I am Jerry hatten es da schon kuscheliger. Traditionell ist die 1LIVE-Bühne der große Publikumsmagnet und die Jungs aus Bochum hatten zusätzlich ein Heimspiel, das sie souverän für sich entschieden. Die eigenwilligen Synthie-Sounds, gepaart mit schnodderigem Sprechgesang ließen nicht nur heute an Kraftklub denken, ohne sie jedoch zu kopieren. „Bochum, die Hände!“, forderten sie und Bochum lieferte. Während The Tips sich auf der Sparkassen-Bühne einskankten, machte sich King Automatic bereits warm, um das Staffelholz entgegenzunehmen. Um 18.15 Uhr machte sich der Master of „transglobal Rock’n’Roll“ auf, um mit Multitasking der extremen Art zu unterhalten. Schräge Gitarren, chrashige Beats und Orgel-Sounds der One-Man-Band kamen beim nun schon deutlich angewachsenen Publikum bestens an. Auch Botticelli Baby hatten die Meute mit ihren virtuosen Bläsersätzen und einer Hommage an Essen-Kray auf ihrer Seite. Lokalpatriotismus zieht halt immer.

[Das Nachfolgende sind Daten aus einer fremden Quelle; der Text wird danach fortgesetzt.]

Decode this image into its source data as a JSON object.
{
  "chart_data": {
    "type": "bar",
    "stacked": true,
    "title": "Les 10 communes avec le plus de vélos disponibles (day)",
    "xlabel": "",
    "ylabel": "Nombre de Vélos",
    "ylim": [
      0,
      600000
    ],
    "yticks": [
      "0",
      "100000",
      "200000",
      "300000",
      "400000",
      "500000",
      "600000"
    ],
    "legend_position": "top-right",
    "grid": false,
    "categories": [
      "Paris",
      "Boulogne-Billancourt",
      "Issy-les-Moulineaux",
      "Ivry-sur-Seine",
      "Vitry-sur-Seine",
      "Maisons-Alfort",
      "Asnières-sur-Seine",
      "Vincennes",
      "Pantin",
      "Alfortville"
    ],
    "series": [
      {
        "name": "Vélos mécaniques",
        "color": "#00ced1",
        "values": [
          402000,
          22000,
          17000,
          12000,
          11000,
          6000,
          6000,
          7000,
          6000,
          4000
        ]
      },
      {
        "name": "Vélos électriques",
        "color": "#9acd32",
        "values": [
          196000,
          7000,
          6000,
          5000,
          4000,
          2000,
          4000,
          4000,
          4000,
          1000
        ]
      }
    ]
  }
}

Luxuslärm statt Twin Atlantic
Während auf der 1LIVE-Bühne in der Folge Phrasen gemäht wurden, durfte man sich vor der Ringbühne ein paar Jahrzehnte zurück versetzen lassen. Mehr als frivole Unterhaltung lieferten die drei Front-Frauen von Liptease. 60s-Dance-Rock’n’Roll, der akustisch und visuell im Gedächtnis blieb. Vielleicht der sexiest Netherland-Export seit langem. The Toasters gaben den Headliner auf der Sparkassen-Bühne und mancher Fan ist für die 2-Tone-Legende sogar aus Belgien angereist, wie eine junge Dame mit flämischem Aktzent verriet. Die New Yorker sind Genre-Helden und spielten sich auch an diesem Abend gewohnt cool, mit viel Understatement, fast schon Erfurcht, durch ihr 45-minütiges Set. Dabei ging es einmal quer durch die gut 25-jährige Bandgeschichte. Parallel schwitzten sich hartgesottene im Intershop zu stürmischem Punkrock von Polltax kaputt, oder supporteten Ersatz-Headliner Luxuslärm, die für die am Euro-Tunnel hängengebliebenen Twin Atlantic aus Schottland einsprangen und ihre Sache mehr als gut machten. Nicht zuletzt wegen ihres Hits „Atemlos“, welcher aus dem Mund von Frontfrau Janine Meyer deutliche erträglicher klang, als von einem gewissen Schlager-Sternchen.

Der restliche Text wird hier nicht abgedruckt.